Sin embargo, mi amigo y yo resistimos todo. Caminamos hasta donde tantos caminos se separan en la estación de King’s Cross, y subimos con valentía por Pentonville. Otra vez: a nuestra izquierda estaba Barnsbary, que era como África. En Barnsbary semper aliquid novi, 2aunque nuestra ruta había sido trazada por alguna influencia oculta, y llegamos a Islington y elegimos el lado derecho del camino. Hasta ahora seguíamos tolerablemente en regiones conocidas, pues cada año hay una gran feria ganadera en Islington y muchos hombres la visitan.
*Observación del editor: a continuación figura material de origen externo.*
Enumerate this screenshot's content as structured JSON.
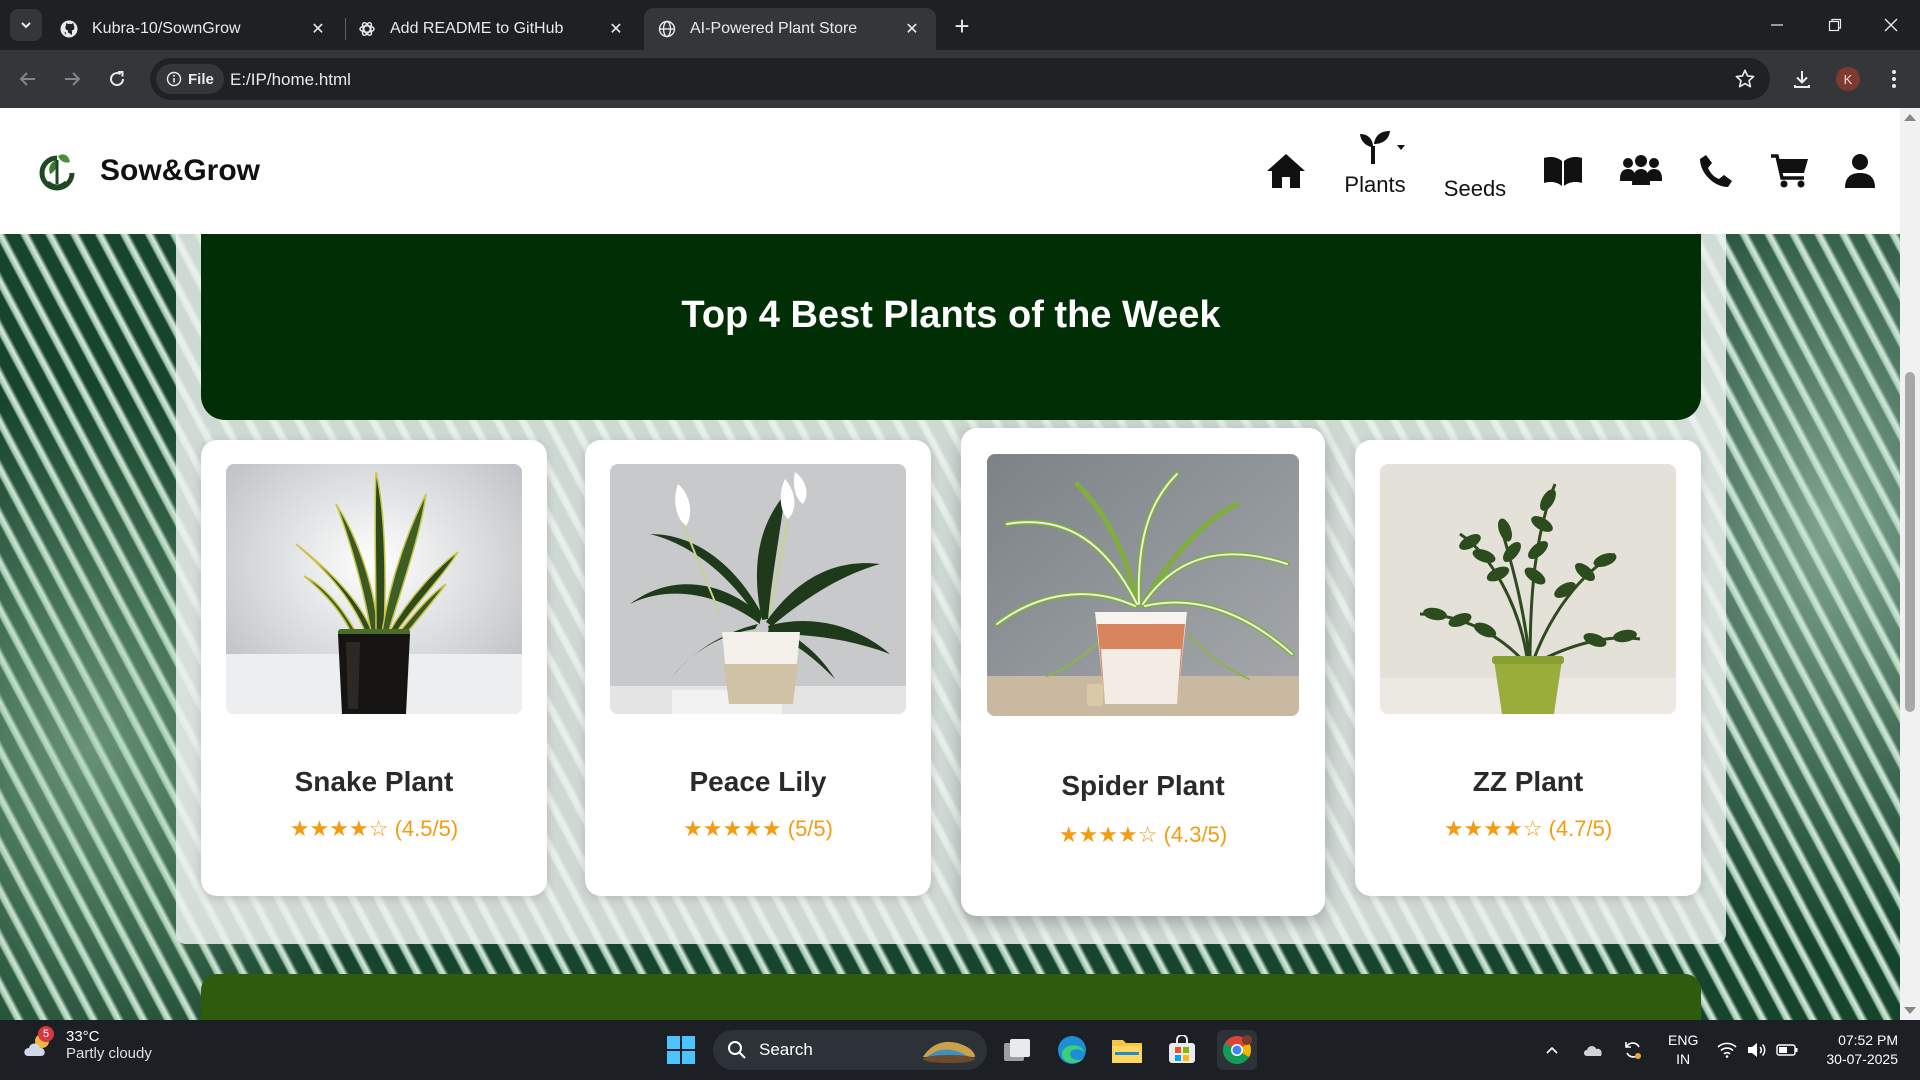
{
  "browser": {
    "tabs": [
      {
        "title": "Kubra-10/SownGrow",
        "icon": "github-icon",
        "active": false
      },
      {
        "title": "Add README to GitHub",
        "icon": "chatgpt-icon",
        "active": false
      },
      {
        "title": "AI-Powered Plant Store",
        "icon": "globe-icon",
        "active": true
      }
    ],
    "url_chip": "File",
    "url": "E:/IP/home.html",
    "profile_initial": "K"
  },
  "site": {
    "brand": "Sow&Grow",
    "nav": {
      "plants": "Plants",
      "seeds": "Seeds"
    },
    "banner_title": "Top 4 Best Plants of the Week",
    "plants": [
      {
        "name": "Snake Plant",
        "stars": "★★★★☆",
        "rating": "(4.5/5)"
      },
      {
        "name": "Peace Lily",
        "stars": "★★★★★",
        "rating": "(5/5)"
      },
      {
        "name": "Spider Plant",
        "stars": "★★★★☆",
        "rating": "(4.3/5)"
      },
      {
        "name": "ZZ Plant",
        "stars": "★★★★☆",
        "rating": "(4.7/5)"
      }
    ]
  },
  "taskbar": {
    "weather_temp": "33°C",
    "weather_desc": "Partly cloudy",
    "weather_badge": "5",
    "search_label": "Search",
    "lang_top": "ENG",
    "lang_bottom": "IN",
    "time": "07:52 PM",
    "date": "30-07-2025"
  }
}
Pero, siguiendo a la derecha, nos adentramos en Canonbury, de donde sólo existen relatos de viajeros. De vez en cuando, quizá, cuando uno está sentado frente a un fuego invernal, mientras afuera la tormenta aúlla y la nieve cae aprisa, el hombre silencioso del rincón se pone a contar que tuvo una tía abuela que vivía en Canonbury en 1860, así como en el siglo XIV era posible toparse con algún hombre que había hablado con uno de los que habían estado en Cathay y visto los esplendores del Gran Cham. Así es Canonbury; apenas me atrevo a hablar de sus plazas sombrías, de los profundos y frondosos jardines detrás de las casas, que se extienden por oscuros callejones con discretas y misteriosas puertas traseras: lo dicho, “relatos de viajeros”, cosas en las que no se puede creer mucho.
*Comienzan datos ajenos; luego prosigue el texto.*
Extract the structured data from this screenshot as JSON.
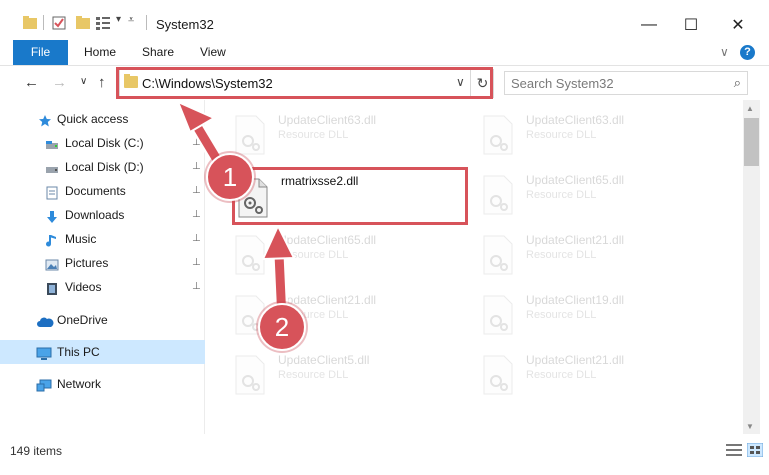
{
  "window": {
    "title": "System32",
    "minimize_glyph": "—",
    "maximize_glyph": "☐",
    "close_glyph": "✕"
  },
  "ribbon": {
    "tabs": [
      "File",
      "Home",
      "Share",
      "View"
    ],
    "expand_glyph": "∨",
    "help_glyph": "?"
  },
  "address": {
    "path": "C:\\Windows\\System32",
    "chevron_glyph": "∨",
    "refresh_glyph": "↻"
  },
  "search": {
    "placeholder": "Search System32",
    "icon_glyph": "⌕"
  },
  "nav": {
    "back_glyph": "←",
    "forward_glyph": "→",
    "recent_glyph": "∨",
    "up_glyph": "↑"
  },
  "sidebar": {
    "items": [
      {
        "label": "Quick access",
        "icon": "star-icon",
        "pinned": false
      },
      {
        "label": "Local Disk (C:)",
        "icon": "drive-icon",
        "pinned": true
      },
      {
        "label": "Local Disk (D:)",
        "icon": "drive-icon",
        "pinned": true
      },
      {
        "label": "Documents",
        "icon": "documents-icon",
        "pinned": true
      },
      {
        "label": "Downloads",
        "icon": "download-icon",
        "pinned": true
      },
      {
        "label": "Music",
        "icon": "music-icon",
        "pinned": true
      },
      {
        "label": "Pictures",
        "icon": "pictures-icon",
        "pinned": true
      },
      {
        "label": "Videos",
        "icon": "videos-icon",
        "pinned": true
      },
      {
        "label": "OneDrive",
        "icon": "cloud-icon",
        "pinned": false
      },
      {
        "label": "This PC",
        "icon": "computer-icon",
        "pinned": false,
        "selected": true
      },
      {
        "label": "Network",
        "icon": "network-icon",
        "pinned": false
      }
    ],
    "pin_glyph": "📌"
  },
  "files": {
    "selected": {
      "name": "rmatrixsse2.dll"
    },
    "ghost_tiles": [
      {
        "name": "UpdateClient63.dll",
        "type": "Resource DLL"
      },
      {
        "name": "UpdateClient63.dll",
        "type": "Resource DLL"
      },
      {
        "name": "UpdateClient65.dll",
        "type": "Resource DLL"
      },
      {
        "name": "UpdateClient65.dll",
        "type": "Resource DLL"
      },
      {
        "name": "UpdateClient21.dll",
        "type": "Resource DLL"
      },
      {
        "name": "UpdateClient21.dll",
        "type": "Resource DLL"
      },
      {
        "name": "UpdateClient19.dll",
        "type": "Resource DLL"
      },
      {
        "name": "UpdateClient5.dll",
        "type": "Resource DLL"
      },
      {
        "name": "UpdateClient21.dll",
        "type": "Resource DLL"
      }
    ]
  },
  "status": {
    "item_count": "149 items"
  },
  "annotations": {
    "badge_1": "1",
    "badge_2": "2"
  },
  "colors": {
    "accent": "#1979ca",
    "highlight_red": "#d7535a",
    "selected_nav": "#cde8ff",
    "folder": "#e8c766"
  }
}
No obstante, quien se aventura en Londres tiene una vislumbre anticipada del infinito. Existe una región pasando la Última Tule. No sé cómo fue, pero en esa famosa tarde de domingo mi amigo y yo, cuando cruzábamos Canonbury, llegamos a algo llamado carretera a Balls Pond —el señor Perch, el mensajero de Dombey e hijo, vivía en alguna parte de esa región— y luego, me parece que por Dalston, bajamos hasta Hackney, donde los tranvías, que nosotros llamamos trams y en Estados Unidos me parece que trolleys, salen en intervalos regulares hacia los confines del mundo occidental.
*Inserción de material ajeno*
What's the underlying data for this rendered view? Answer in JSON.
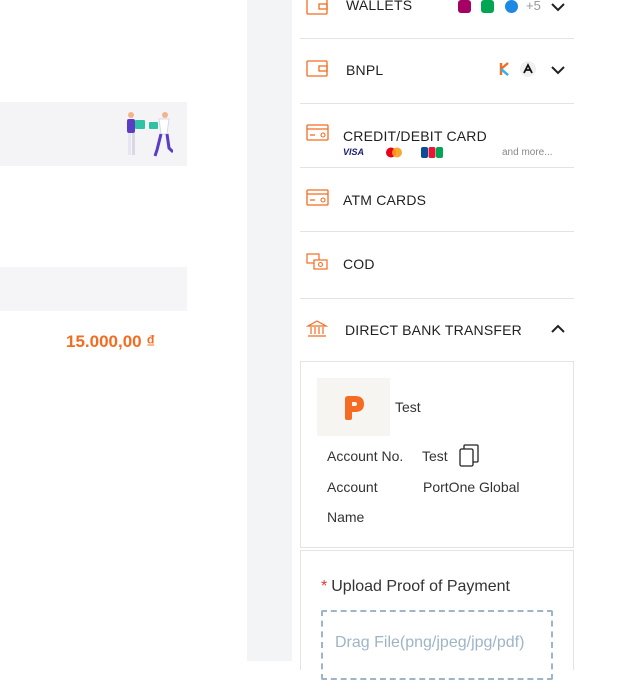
{
  "order": {
    "total_amount": "15.000,00 ₫"
  },
  "payment_methods": [
    {
      "label": "WALLETS",
      "icon": "wallet-icon",
      "extra_count": "+5",
      "expanded": false
    },
    {
      "label": "BNPL",
      "icon": "wallet-icon",
      "expanded": false
    },
    {
      "label": "CREDIT/DEBIT CARD",
      "icon": "card-icon",
      "card_brands": [
        "VISA",
        "mastercard",
        "JCB"
      ],
      "more_text": "and more..."
    },
    {
      "label": "ATM CARDS",
      "icon": "card-icon"
    },
    {
      "label": "COD",
      "icon": "cash-icon"
    },
    {
      "label": "DIRECT BANK TRANSFER",
      "icon": "bank-icon",
      "expanded": true
    }
  ],
  "bank_transfer": {
    "bank_name": "Test",
    "account_no_label": "Account No.",
    "account_no_value": "Test",
    "account_name_label_line1": "Account",
    "account_name_label_line2": "Name",
    "account_name_value": "PortOne Global",
    "upload_label": "Upload Proof of Payment",
    "required_mark": "*",
    "dropzone_text": "Drag File(png/jpeg/jpg/pdf)"
  },
  "colors": {
    "accent": "#f36c21",
    "dropzone": "#9eb5c7",
    "required": "#e53935"
  }
}
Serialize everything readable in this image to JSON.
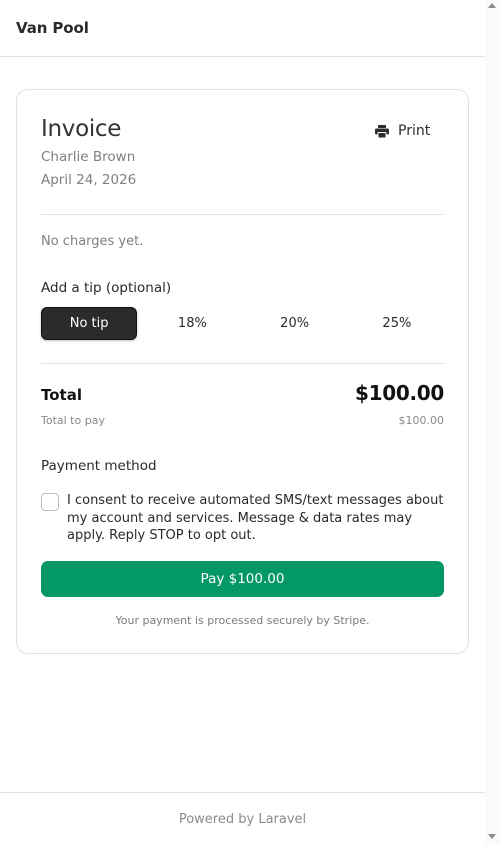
{
  "header": {
    "brand": "Van Pool"
  },
  "invoice": {
    "title": "Invoice",
    "print_label": "Print",
    "customer": "Charlie Brown",
    "date": "April 24, 2026",
    "no_charges": "No charges yet.",
    "tip_heading": "Add a tip (optional)",
    "tips": [
      {
        "label": "No tip",
        "selected": true
      },
      {
        "label": "18%",
        "selected": false
      },
      {
        "label": "20%",
        "selected": false
      },
      {
        "label": "25%",
        "selected": false
      }
    ],
    "total_label": "Total",
    "total_value": "$100.00",
    "total_to_pay_label": "Total to pay",
    "total_to_pay_value": "$100.00",
    "payment_method_heading": "Payment method",
    "consent_text": "I consent to receive automated SMS/text messages about my account and services. Message & data rates may apply. Reply STOP to opt out.",
    "consent_checked": false,
    "pay_button": "Pay $100.00",
    "secure_note": "Your payment is processed securely by Stripe."
  },
  "footer": {
    "text": "Powered by Laravel"
  },
  "colors": {
    "pay_button": "#039865",
    "selected_tip": "#2b2b2b"
  },
  "icons": {
    "print": "printer-icon"
  }
}
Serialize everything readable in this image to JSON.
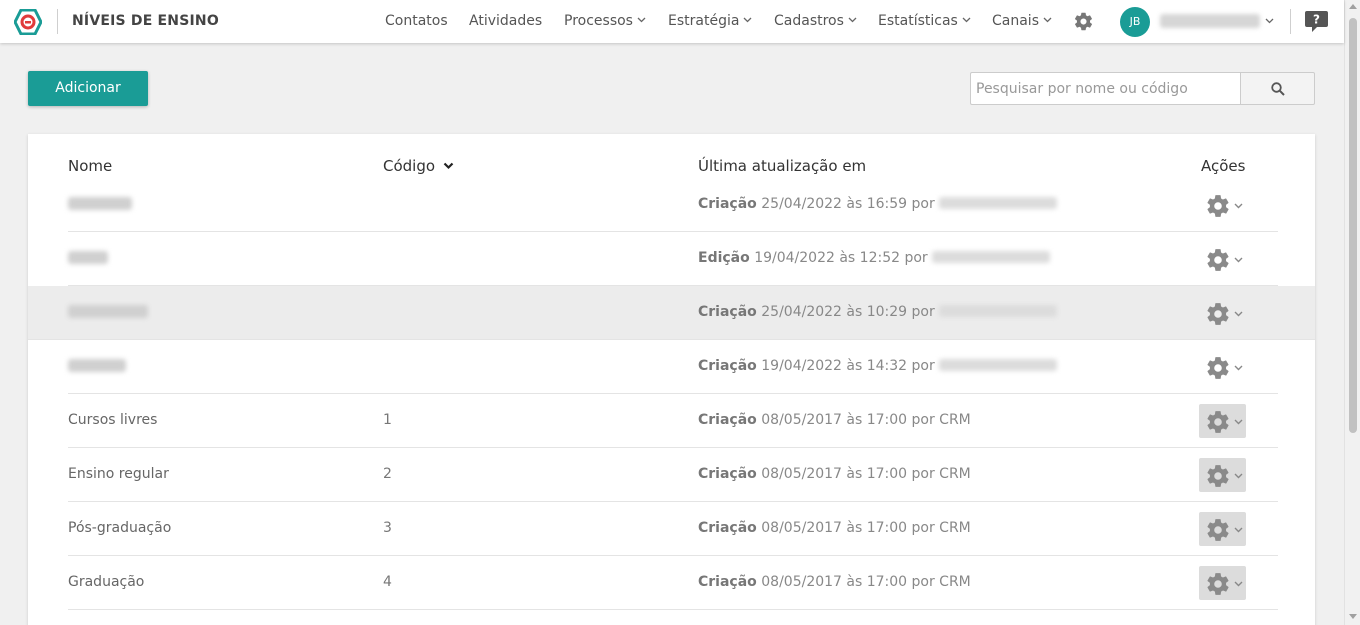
{
  "header": {
    "title": "NÍVEIS DE ENSINO",
    "nav": [
      "Contatos",
      "Atividades",
      "Processos",
      "Estratégia",
      "Cadastros",
      "Estatísticas",
      "Canais"
    ],
    "user_initials": "JB"
  },
  "toolbar": {
    "add_label": "Adicionar",
    "search_placeholder": "Pesquisar por nome ou código"
  },
  "table": {
    "columns": {
      "nome": "Nome",
      "codigo": "Código",
      "atualizacao": "Última atualização em",
      "acoes": "Ações"
    },
    "rows": [
      {
        "nome": "",
        "codigo": "",
        "tipo": "Criação",
        "data": "25/04/2022 às 16:59 por",
        "usuario": ""
      },
      {
        "nome": "",
        "codigo": "",
        "tipo": "Edição",
        "data": "19/04/2022 às 12:52 por",
        "usuario": ""
      },
      {
        "nome": "",
        "codigo": "",
        "tipo": "Criação",
        "data": "25/04/2022 às 10:29 por",
        "usuario": ""
      },
      {
        "nome": "",
        "codigo": "",
        "tipo": "Criação",
        "data": "19/04/2022 às 14:32 por",
        "usuario": ""
      },
      {
        "nome": "Cursos livres",
        "codigo": "1",
        "tipo": "Criação",
        "data": "08/05/2017 às 17:00 por",
        "usuario": "CRM"
      },
      {
        "nome": "Ensino regular",
        "codigo": "2",
        "tipo": "Criação",
        "data": "08/05/2017 às 17:00 por",
        "usuario": "CRM"
      },
      {
        "nome": "Pós-graduação",
        "codigo": "3",
        "tipo": "Criação",
        "data": "08/05/2017 às 17:00 por",
        "usuario": "CRM"
      },
      {
        "nome": "Graduação",
        "codigo": "4",
        "tipo": "Criação",
        "data": "08/05/2017 às 17:00 por",
        "usuario": "CRM"
      }
    ]
  },
  "colors": {
    "accent": "#1a9c96",
    "highlight_row": "#ececec"
  },
  "icons": [
    "logo-icon",
    "gear-icon",
    "chevron-down-icon",
    "help-icon",
    "search-icon",
    "sort-down-icon"
  ]
}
En el transcurso de esa caminata que se había vuelto una exploración de lo desconocido vi dos cosas cotidianas que me causaron una profunda impresión. Una de estas cosas fue una calle; la otra, una pequeña familia. La calle estaba en esa difusa e ignota región de Balls Pond-Dalston. Era una calle larga y era una calle gris. Cada casa era exactamente igual a todas las demás. Cada una tenía un sótano, el tipo de piso que a los agentes inmobiliarios les ha dado por llamar una “planta baja inferior”. Las ventanas de estos sótanos salían a medias del tramo de tierra negra embarrada de hollín con pasto grueso que se hacía llamar jardín, y así, cuando pasamos a eso de las cuatro o cuatro y media, vi que en cada uno de estos “antecomedores” —su nombre técnico— tenían todo listo con la charola y las tazas de té. De esta trivial y natural circunstancia recibí una impresión de una vida monótona, trazada en líneas terribles con un patrón uniforme; de una vida sin aventura en cuerpo ni alma.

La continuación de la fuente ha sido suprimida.